Busy Day at the CTB

Many meaty stories from the Commonwealth Transportation Board meeting today. It will take me a long time to do them all justice, so, for the moment, I will settle for whetting your appetite with the highlights.

  • The Charlottesville Bypass is dead. It may not be buried — a few ritual oblations remains — but it is lying in the coroner’s office. The McAuliffe administration has tasked a Rt. 29 Advisory Panel, headed by former highway commissioner Philip Shucet, to develop recommendations for improving mobility through the U.S. 29 corridor in the Charlottesville area that fits the state’s current budget parameters. The group will examine a wide variety of options. However, Shucet said, “The bypass is not something we would consider.”

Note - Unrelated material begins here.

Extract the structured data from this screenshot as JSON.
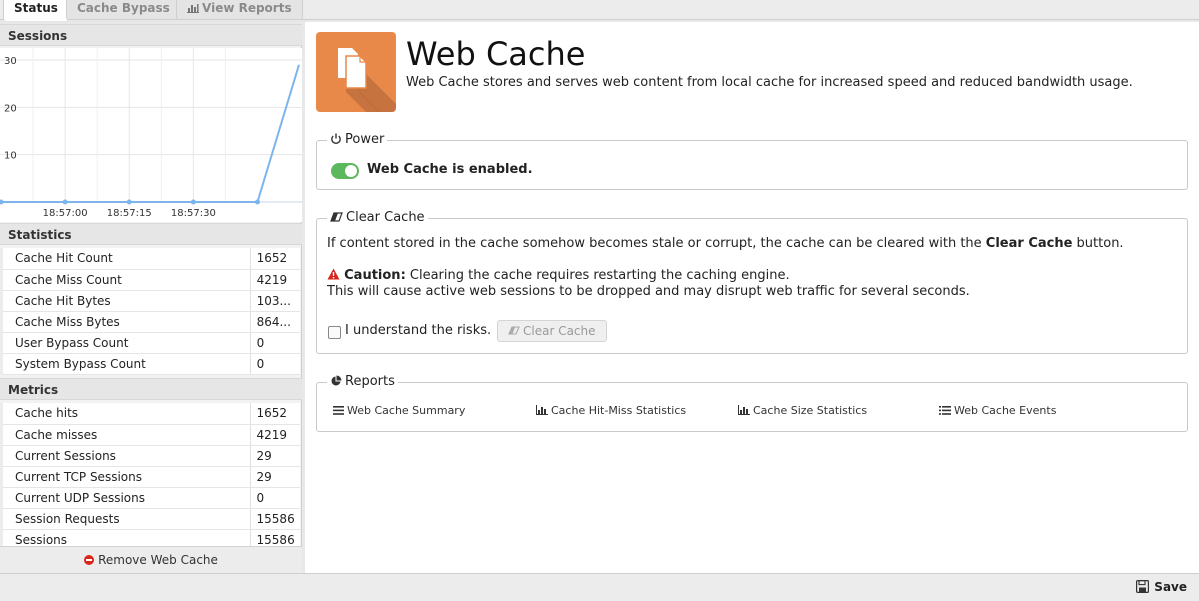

  • Can we get that $300 million back? Transportation Secretary Aubrey Layne announced earlier this week that he has suspended spending on the U.S. 460 Connector on the grounds that the U.S. Army Corps of Engineers has warned that it may not grant a critical environmental permit. He noted that the state had spent roughly $300 million so far, about $60 million for Virginia Department of Transportation oversight, $100 million for environmental work by the contractor, US 460 Mobility, and another $140 million for the contractor’s “mobilization,” which includes opening and staffing offices in preparation for the work to begin. VDOT will consider alternative routes, including upgrades to the existing U.S. 460. Layne told Bacon’s Rebellion that he could not now say how much of that $300 million could be recovered. “If it’s a different alignment, we’ll have to negotiate with the contractor.”

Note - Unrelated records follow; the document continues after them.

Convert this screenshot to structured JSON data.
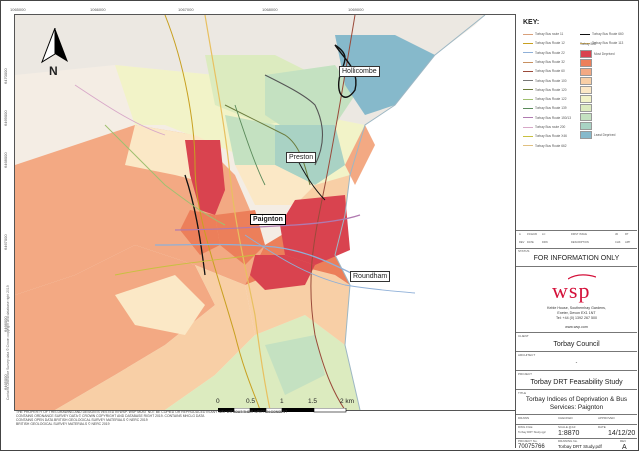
{
  "grid": {
    "top_labels": [
      "1065000",
      "1066000",
      "1067000",
      "1068000",
      "1069000"
    ],
    "left_labels": [
      "6470000",
      "6469000",
      "6468000",
      "6467000",
      "6466000",
      "6465000"
    ]
  },
  "places": {
    "hollicombe": "Hollicombe",
    "preston": "Preston",
    "paignton": "Paignton",
    "roundham": "Roundham"
  },
  "north_label": "N",
  "scale": {
    "ticks": [
      "0",
      "0.5",
      "1",
      "1.5",
      "2 km"
    ]
  },
  "notes": [
    "THE PROPERTY OF THIS DRAWING AND DESIGN IS VESTED IN WSP. WSP MUST NOT BE COPIED OR REPRODUCED IN ANY WAY WITHOUT THEIR WRITTEN CONSENT",
    "CONTAINS ORDNANCE SURVEY DATA © CROWN COPYRIGHT AND DATABASE RIGHT 2019. CONTAINS MHCLG DATA",
    "CONTAINS OPEN DATA BRITISH GEOLOGICAL SURVEY MATERIALS © NERC 2019",
    "BRITISH GEOLOGICAL SURVEY MATERIALS © NERC 2019"
  ],
  "key": {
    "title": "KEY:",
    "routes": [
      {
        "label": "Torbay Bus route 11",
        "color": "#d9a07a"
      },
      {
        "label": "Torbay Bus Route 12",
        "color": "#c8a020"
      },
      {
        "label": "Torbay Bus Route 22",
        "color": "#8fb0d8"
      },
      {
        "label": "Torbay Bus Route 32",
        "color": "#c89060"
      },
      {
        "label": "Torbay Bus Route 60",
        "color": "#9a4a3a"
      },
      {
        "label": "Torbay Bus Route 100",
        "color": "#777777"
      },
      {
        "label": "Torbay Bus Route 120",
        "color": "#6a7a3a"
      },
      {
        "label": "Torbay Bus Route 122",
        "color": "#a0c070"
      },
      {
        "label": "Torbay Bus Route 139",
        "color": "#5a8a5a"
      },
      {
        "label": "Torbay Bus Route 150/13",
        "color": "#b07ab0"
      },
      {
        "label": "Torbay Bus route 200",
        "color": "#d8a8c8"
      },
      {
        "label": "Torbay Bus Route X46",
        "color": "#c8c040"
      },
      {
        "label": "Torbay Bus Route 662",
        "color": "#e0c080"
      }
    ],
    "extra_routes": [
      {
        "label": "Torbay Bus Route 660",
        "color": "#111111"
      },
      {
        "label": "Torbay Bus Route 113",
        "color": "#e8c060"
      }
    ],
    "imd_heading": "Torbay IMD",
    "imd": [
      {
        "label": "Most Deprived",
        "color": "#d9434f"
      },
      {
        "label": "",
        "color": "#ec7f5a"
      },
      {
        "label": "",
        "color": "#f3a983"
      },
      {
        "label": "",
        "color": "#f8cfa6"
      },
      {
        "label": "",
        "color": "#fbe8c6"
      },
      {
        "label": "",
        "color": "#f2f3c8"
      },
      {
        "label": "",
        "color": "#dcebbf"
      },
      {
        "label": "",
        "color": "#c4e1c1"
      },
      {
        "label": "",
        "color": "#a9d2c4"
      },
      {
        "label": "Least Deprived",
        "color": "#86b9cb"
      }
    ]
  },
  "revision": {
    "row": [
      "A",
      "15/12/20",
      "LC",
      "FIRST ISSUE",
      "JD",
      "RT"
    ],
    "headers": [
      "REV",
      "DATE",
      "DRN",
      "DESCRIPTION",
      "CHK",
      "APP"
    ]
  },
  "status_label": "STATUS",
  "status": "FOR INFORMATION ONLY",
  "company": {
    "logo": "wsp",
    "address_lines": [
      "Keble House, Southernhay Gardens,",
      "Exeter, Devon EX1 1NT",
      "Tel: +44 (0) 1392 267 500"
    ],
    "web": "www.wsp.com"
  },
  "client_label": "CLIENT",
  "client": "Torbay Council",
  "architect_label": "ARCHITECT",
  "architect": "-",
  "project_label": "PROJECT",
  "project": "Torbay DRT Feasability Study",
  "title_label": "TITLE",
  "title_lines": [
    "Torbay Indices of Deprivation & Bus",
    "Services: Paignton"
  ],
  "grid_fields": [
    {
      "label": "DRAWN",
      "value": ""
    },
    {
      "label": "CHECKED",
      "value": ""
    },
    {
      "label": "APPROVED",
      "value": ""
    }
  ],
  "file_info": [
    {
      "label": "DWG FILE",
      "value": "Torbay DRT Study.qgz"
    },
    {
      "label": "SCALE @A3",
      "value": "1:8870"
    },
    {
      "label": "DATE",
      "value": "14/12/20"
    }
  ],
  "numbers": [
    {
      "label": "PROJECT No.",
      "value": "70075766"
    },
    {
      "label": "DRAWING No.",
      "value": "Torbay DRT Study.pdf"
    },
    {
      "label": "REV",
      "value": "A"
    }
  ],
  "side_note": "Contains Ordnance Survey data © Crown copyright and database right 2019"
}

  • VTrans is reappraising its forecast methodology. The Secretariat of Transportation, which oversees the VTrans long-range planning process for Virginia’s transportation needs, is implementing the biggest overhaul in its forecasting methodology seen in years. Past forecasts of future transportation demand largely extrapolated from previous trends. But Deputy Transportation Secretary Nick Donohue told the CTB that past projections overshot actual demand by a wide margin. This time around, he said, planners would take into account indicators of changing demand such as Americans’ increasing preference for walkable communities, the declining interest of teenagers in acquiring a driver’s license, and the surge in multifamily housing construction.

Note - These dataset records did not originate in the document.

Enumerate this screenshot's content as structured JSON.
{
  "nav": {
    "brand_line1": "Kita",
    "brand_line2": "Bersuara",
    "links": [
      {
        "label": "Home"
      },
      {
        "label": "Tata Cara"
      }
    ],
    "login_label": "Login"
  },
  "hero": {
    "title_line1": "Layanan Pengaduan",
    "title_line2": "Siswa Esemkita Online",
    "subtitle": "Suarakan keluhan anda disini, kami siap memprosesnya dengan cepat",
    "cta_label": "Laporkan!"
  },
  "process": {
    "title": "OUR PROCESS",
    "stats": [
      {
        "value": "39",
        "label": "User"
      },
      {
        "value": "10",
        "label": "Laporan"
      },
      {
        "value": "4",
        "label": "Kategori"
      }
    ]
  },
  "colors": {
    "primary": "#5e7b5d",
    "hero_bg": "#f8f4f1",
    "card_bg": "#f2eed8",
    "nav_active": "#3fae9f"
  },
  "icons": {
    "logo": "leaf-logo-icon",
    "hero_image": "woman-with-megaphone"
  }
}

  • Expand the Washington Metro… or build an extra 110 lane-miles of highway? The Washington Metropolitan Area Transit Authority wants Virginia, Maryland and Washington, D.C., to kick in an extra $6.1 billion to fund its aggressive Metro 2025 capital improvement program, requiring annual average contribution in $190 million a year more from each state by 2021. Expanding the number of cars per train to eight, WMATA Richard Sarles told the CTB, would increase people-moving capacity in the region by the equivalent of adding two lanes to Interstate 66 or building 110 lane-miles of highway.